When the sample you selected says nothing about the population at large.
What is it?
A sample is said to be biased when it was collected in such a way that some members of the intended population have a lower sampling probability than others: all individuals were not equally likely to have been selected. Thus the results are not reliable as the sample is not representative of the targeted population.
Sampling bias is a big problem for polling organisations and market research institutes. In 1936, before polling became a national sport in the US, the magazine Literary Digest called 2 million phone numbers to ask people who they intended to vote for president. The forecast made by the magazine turned out to be completely wrong (even though 2 million is a huge sample!) because the people who owned a phone in 1936 were not representative of the population. They were richer and more urban than the rest of the population.
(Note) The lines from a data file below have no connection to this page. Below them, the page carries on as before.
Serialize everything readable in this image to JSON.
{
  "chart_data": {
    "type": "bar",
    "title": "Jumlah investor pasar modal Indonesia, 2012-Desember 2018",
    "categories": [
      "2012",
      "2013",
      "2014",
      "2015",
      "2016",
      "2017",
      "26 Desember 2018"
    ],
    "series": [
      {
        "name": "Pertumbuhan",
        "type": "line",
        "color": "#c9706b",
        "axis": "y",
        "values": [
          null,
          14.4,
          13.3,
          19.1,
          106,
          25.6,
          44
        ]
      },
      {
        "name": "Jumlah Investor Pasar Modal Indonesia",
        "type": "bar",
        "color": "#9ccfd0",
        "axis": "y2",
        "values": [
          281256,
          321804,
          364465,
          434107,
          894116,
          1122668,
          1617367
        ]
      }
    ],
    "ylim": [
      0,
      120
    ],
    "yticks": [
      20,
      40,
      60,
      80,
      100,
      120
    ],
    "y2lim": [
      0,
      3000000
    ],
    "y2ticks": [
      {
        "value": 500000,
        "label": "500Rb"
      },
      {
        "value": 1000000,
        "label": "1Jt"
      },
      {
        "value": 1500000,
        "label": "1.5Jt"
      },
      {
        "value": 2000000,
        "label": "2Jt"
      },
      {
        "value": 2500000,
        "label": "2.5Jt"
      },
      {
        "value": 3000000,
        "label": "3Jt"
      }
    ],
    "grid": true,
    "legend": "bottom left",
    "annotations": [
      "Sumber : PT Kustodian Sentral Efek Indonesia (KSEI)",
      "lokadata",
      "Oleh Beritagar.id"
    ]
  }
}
They were a biased sample.
Roughly around the same time, a man named George Gallup, predicted the result of the US presidential election with astounding accuracy, based on a sample of only 50,000 people. The inventor of the Gallup poll had come up with a successful statistical method of survey sampling for measuring public opinion. His samples were significantly more reliable.
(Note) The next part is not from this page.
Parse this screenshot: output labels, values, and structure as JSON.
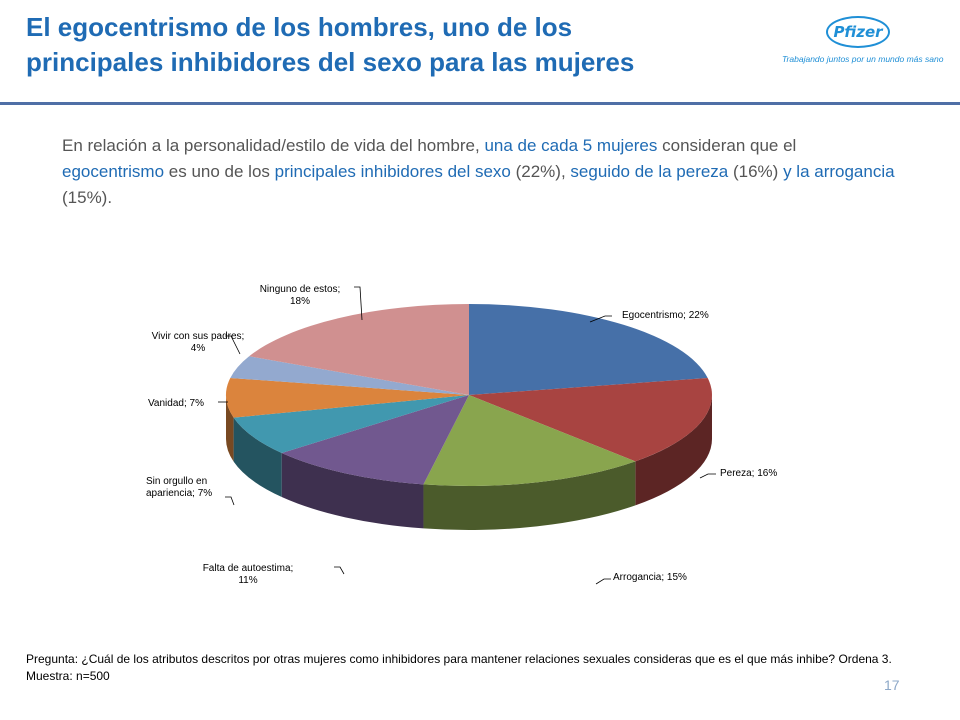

Today, statisticians and sociologists are very familiar with sampling bias. Yet surveys and studies are consistently exposed to it. Although (almost) all individuals now have a phone, phone surveys remain unreliable because the people who answer phone surveys tend to be older, less active and more available than the population at large.
In fact all the polls that rely on the goodwill of respondents fall prey to the bias. Answering a series of questions is in itself a filter. Those who respond may be quite different from those who do not. In that case there is a self-selection bias, or non-response bias (when the group of people responding has different responses than the group of people not responding).
What does it mean for human resources?
HR departments often carry out surveys whose reliability depends on the quality of the selected samples. Only reliable results can emplower HR people to draw relevant conclusions and make decisions that may have an impact on every employee, whether it pertains to work spaces, engagement or training.
Unfortunately the samples are often biased. HR people give too much weight to groups of individuals that are more in the limelight, for example, that are more talked about by the media. The media tend to prefer what’s sensational to what’s representative. One could argue that the level of attention given millennials is an illustration of the phenomenon.
Last but not least, HR departments are concerned by the subject of union representativeness, as they are responsible for social dialogue. Whether or not unions are actually representative of all employees is a critical question. As fewer and fewer people are affiliated to a union, the whole system of collective negotiation is in crisis today.
How can it be overcome?
To take sampling bias into account, HR people must learn to think like statisticians and “correct” their samples to make them more representative. Overrepresented profiles must sometimes be taken out and underrepresented profiles counted multiple times. But if some groups (women, for example) are completely absent, no correction can be made.
The more we rely on big data and quantitative analyses to make corporate decisions, the more it becomes vital to be familiar with the dangers of sampling bias and the techniques used by statisticians to remedy the bias.